The pandemic could not stop the N.F.L. Even as transmission rates surged and team facilities closed, as training camp was restructured and the preseason abandoned and locker rooms reconfigured to diminish the spread of coronavirus, the league pledged that the season would start as scheduled, on Sept. 10.
And it will, after the most challenging off-season in N.F.L. history, before a reduced number of fans on Thursday night at Arrowhead Stadium, where the defending champion Kansas City Chiefs will host the Houston Texans.
Whether the season ends as scheduled, in Tampa, Fla., on Feb. 7, 2021, with Super Bowl LV — or is interrupted, by a deluge of positive tests or player boycotts in protest of racial injustice — remains a mystery.
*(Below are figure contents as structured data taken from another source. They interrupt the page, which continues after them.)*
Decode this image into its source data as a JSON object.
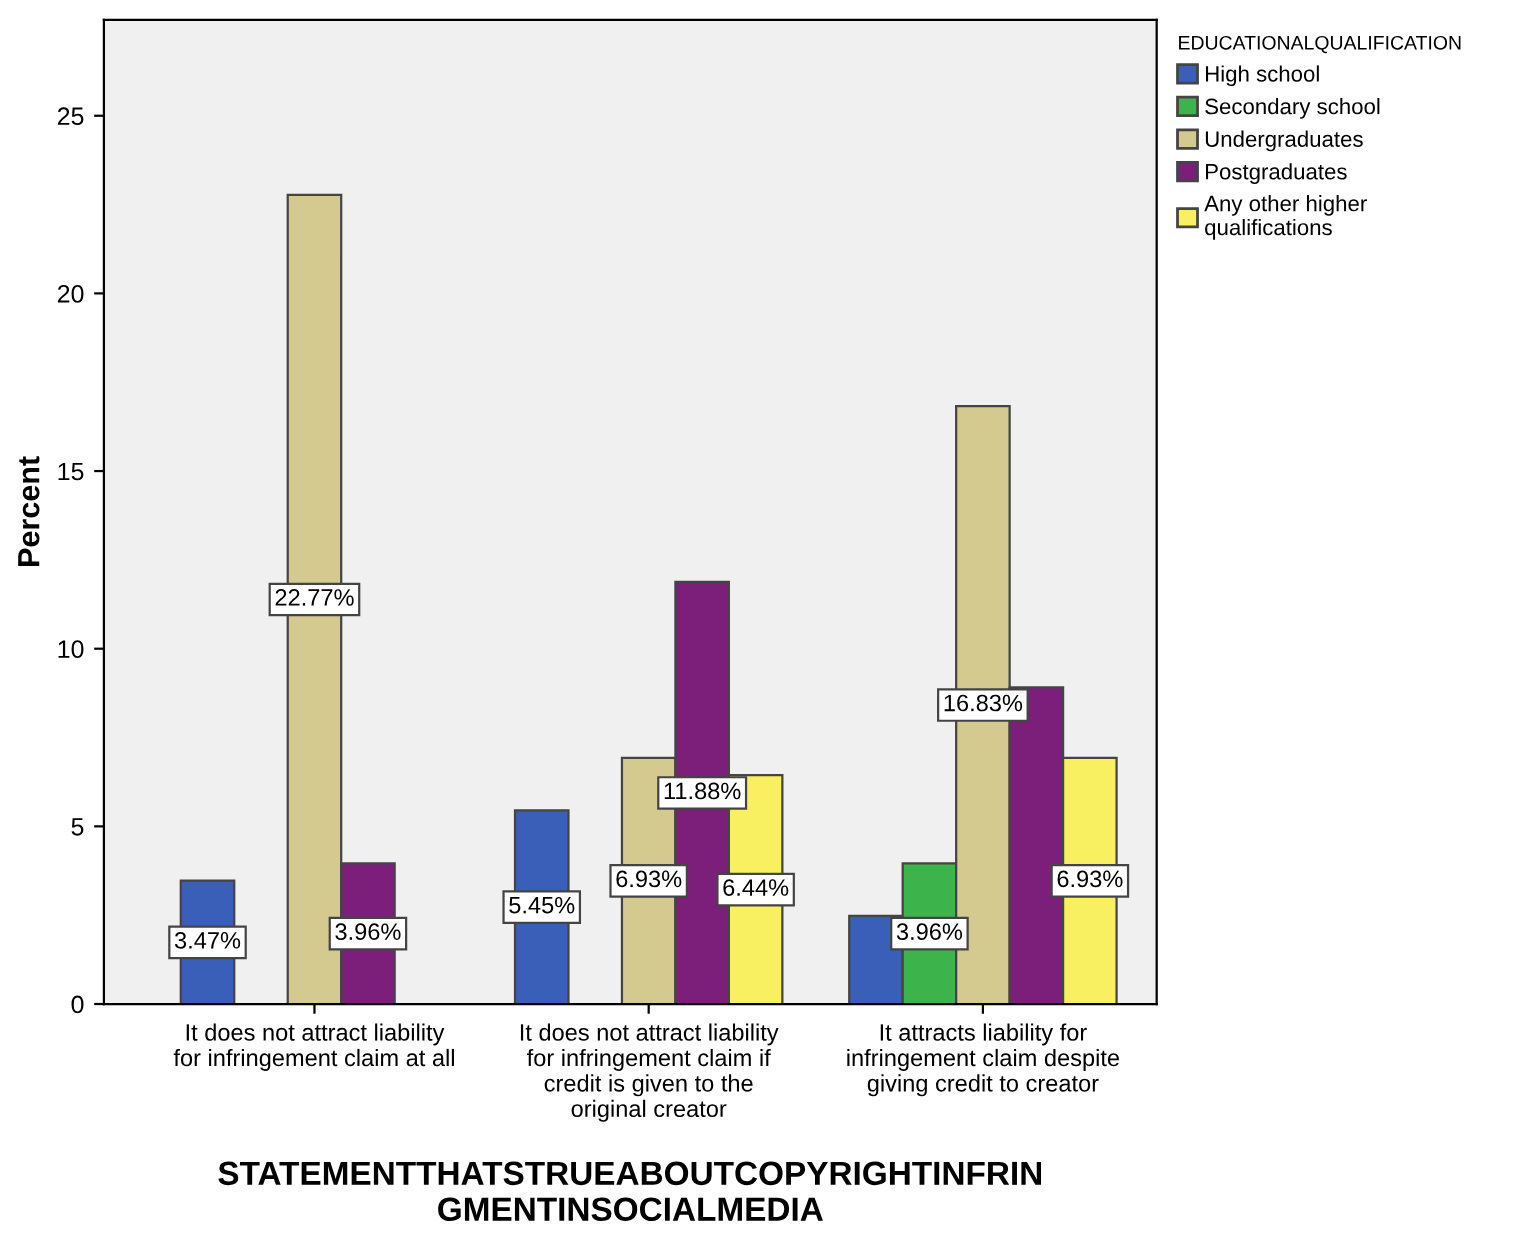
{
  "chart_data": {
    "type": "bar",
    "ylabel": "Percent",
    "xlabel": "STATEMENTTHATSTRUEABOUTCOPYRIGHTINFRIN\nGMENTINSOCIALMEDIA",
    "legend_title": "EDUCATIONALQUALIFICATION",
    "categories": [
      "It does not attract liability\nfor infringement claim at all",
      "It does not attract liability\nfor infringement claim if\ncredit is given to the\noriginal creator",
      "It attracts liability for\ninfringement claim despite\ngiving credit to creator"
    ],
    "series": [
      {
        "name": "High school",
        "color": "#3a5fb8",
        "values": [
          3.47,
          5.45,
          2.48
        ],
        "value_labels": [
          "3.47%",
          "5.45%",
          null
        ]
      },
      {
        "name": "Secondary school",
        "color": "#3cb44b",
        "values": [
          null,
          null,
          3.96
        ],
        "value_labels": [
          null,
          null,
          "3.96%"
        ]
      },
      {
        "name": "Undergraduates",
        "color": "#d4c98f",
        "values": [
          22.77,
          6.93,
          16.83
        ],
        "value_labels": [
          "22.77%",
          "6.93%",
          "16.83%"
        ]
      },
      {
        "name": "Postgraduates",
        "color": "#7b1f7b",
        "values": [
          3.96,
          11.88,
          8.91
        ],
        "value_labels": [
          "3.96%",
          "11.88%",
          null
        ]
      },
      {
        "name": "Any other higher\nqualifications",
        "color": "#f8f060",
        "values": [
          null,
          6.44,
          6.93
        ],
        "value_labels": [
          null,
          "6.44%",
          "6.93%"
        ]
      }
    ],
    "ylim": [
      0,
      27.7
    ],
    "yticks": [
      0,
      5,
      10,
      15,
      20,
      25
    ],
    "grid": false,
    "legend": "top right"
  }
}
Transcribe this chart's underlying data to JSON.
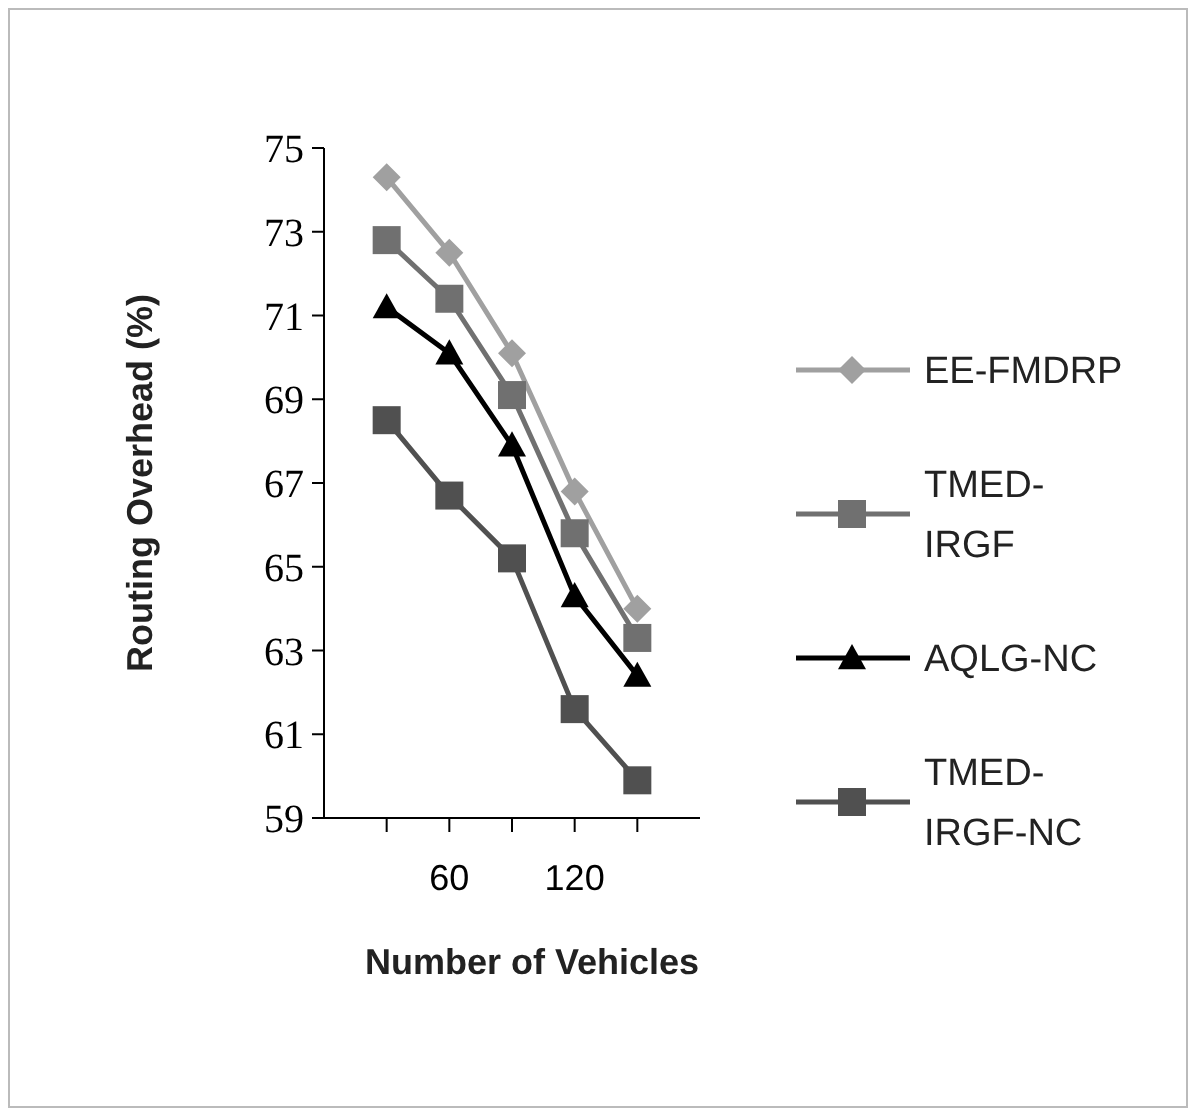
{
  "chart_data": {
    "type": "line",
    "xlabel": "Number of Vehicles",
    "ylabel": "Routing Overhead (%)",
    "categories": [
      null,
      "60",
      null,
      "120",
      null
    ],
    "ylim": [
      59,
      75
    ],
    "yticks": [
      59,
      61,
      63,
      65,
      67,
      69,
      71,
      73,
      75
    ],
    "grid": false,
    "legend": "right",
    "series": [
      {
        "name": "EE-FMDRP",
        "color": "#a0a0a0",
        "marker": "diamond",
        "values": [
          74.3,
          72.5,
          70.1,
          66.8,
          64.0
        ]
      },
      {
        "name": "TMED-IRGF",
        "color": "#707070",
        "marker": "square",
        "values": [
          72.8,
          71.4,
          69.1,
          65.8,
          63.3
        ]
      },
      {
        "name": "AQLG-NC",
        "color": "#000000",
        "marker": "triangle",
        "values": [
          71.2,
          70.1,
          67.9,
          64.3,
          62.4
        ]
      },
      {
        "name": "TMED-IRGF-NC",
        "color": "#505050",
        "marker": "square",
        "values": [
          68.5,
          66.7,
          65.2,
          61.6,
          59.9
        ]
      }
    ]
  }
}
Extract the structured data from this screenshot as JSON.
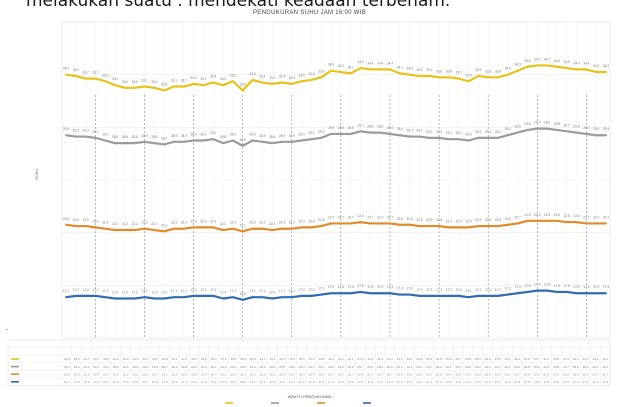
{
  "caption": "melakukan suatu . mendekati keadaan terbenam.",
  "chart_data": {
    "type": "line",
    "title": "PENGUKURAN SUHU JAM 16:00 WIB",
    "ylabel": "SUHU",
    "xlabel": "WAKTU PENGUKURAN",
    "grid": true,
    "legend": "table-left",
    "x_count": 56,
    "series": [
      {
        "name": "",
        "color": "#e6c21a",
        "values": [
          34.0,
          33.9,
          33.7,
          33.7,
          33.5,
          33.2,
          33.0,
          33.0,
          33.1,
          33.0,
          32.8,
          33.1,
          33.1,
          33.3,
          33.2,
          33.4,
          33.2,
          33.5,
          32.8,
          33.6,
          33.4,
          33.3,
          33.4,
          33.3,
          33.5,
          33.6,
          33.8,
          34.3,
          34.2,
          34.1,
          34.5,
          34.4,
          34.4,
          34.4,
          34.1,
          34.0,
          33.9,
          33.9,
          33.8,
          33.8,
          33.7,
          33.5,
          33.9,
          33.8,
          33.8,
          34.0,
          34.3,
          34.6,
          34.7,
          34.7,
          34.6,
          34.5,
          34.4,
          34.4,
          34.2,
          34.2
        ]
      },
      {
        "name": "",
        "color": "#9b9b9b",
        "values": [
          29.4,
          29.3,
          29.3,
          29.2,
          29.0,
          28.8,
          28.8,
          28.8,
          28.9,
          28.8,
          28.7,
          28.9,
          28.9,
          29.0,
          29.0,
          29.1,
          28.8,
          29.0,
          28.6,
          29.0,
          28.9,
          28.8,
          28.9,
          28.9,
          29.0,
          29.1,
          29.2,
          29.5,
          29.5,
          29.5,
          29.7,
          29.6,
          29.6,
          29.5,
          29.4,
          29.3,
          29.3,
          29.2,
          29.2,
          29.1,
          29.1,
          29.0,
          29.2,
          29.2,
          29.2,
          29.4,
          29.6,
          29.8,
          29.9,
          29.9,
          29.8,
          29.7,
          29.6,
          29.5,
          29.4,
          29.4
        ]
      },
      {
        "name": "",
        "color": "#e08a2b",
        "values": [
          22.6,
          22.5,
          22.5,
          22.4,
          22.3,
          22.2,
          22.2,
          22.2,
          22.3,
          22.2,
          22.1,
          22.3,
          22.3,
          22.4,
          22.4,
          22.4,
          22.2,
          22.3,
          22.1,
          22.3,
          22.3,
          22.2,
          22.3,
          22.3,
          22.4,
          22.4,
          22.5,
          22.7,
          22.7,
          22.7,
          22.8,
          22.7,
          22.7,
          22.7,
          22.6,
          22.6,
          22.5,
          22.5,
          22.5,
          22.4,
          22.4,
          22.4,
          22.5,
          22.5,
          22.5,
          22.6,
          22.7,
          22.9,
          22.9,
          22.9,
          22.9,
          22.8,
          22.8,
          22.7,
          22.7,
          22.7
        ]
      },
      {
        "name": "",
        "color": "#2f6db3",
        "values": [
          17.1,
          17.2,
          17.2,
          17.2,
          17.1,
          17.0,
          17.0,
          17.0,
          17.1,
          17.0,
          17.0,
          17.1,
          17.1,
          17.2,
          17.2,
          17.2,
          17.0,
          17.1,
          16.9,
          17.1,
          17.1,
          17.0,
          17.1,
          17.1,
          17.2,
          17.2,
          17.3,
          17.4,
          17.4,
          17.4,
          17.5,
          17.4,
          17.4,
          17.4,
          17.3,
          17.3,
          17.2,
          17.2,
          17.2,
          17.2,
          17.2,
          17.1,
          17.2,
          17.2,
          17.2,
          17.3,
          17.4,
          17.5,
          17.6,
          17.6,
          17.5,
          17.5,
          17.4,
          17.4,
          17.4,
          17.4
        ]
      }
    ],
    "ylim": [
      14,
      38
    ]
  }
}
The answer depends greatly on players’ and coaches’ individual discipline, the caprices of a viral scourge and the power wielded by players, who are using it, across all sports, like never before.
The sport will still be contested on a field measuring 360 by 160 feet, and the football is, same as ever, made of cowhide, but so much else about how football is played this season will look, feel and sound strange and disorienting. Here is a sampling of what that entails:
Will players be tested for the coronavirus?
Building off the encouraging success of training camp, when daily testing confirmed the diligence of players and team personnel in adhering to protocols, the N.F.L. and its players’ union agreed to continue to test players and essential employees every day of the week, except the day of the game.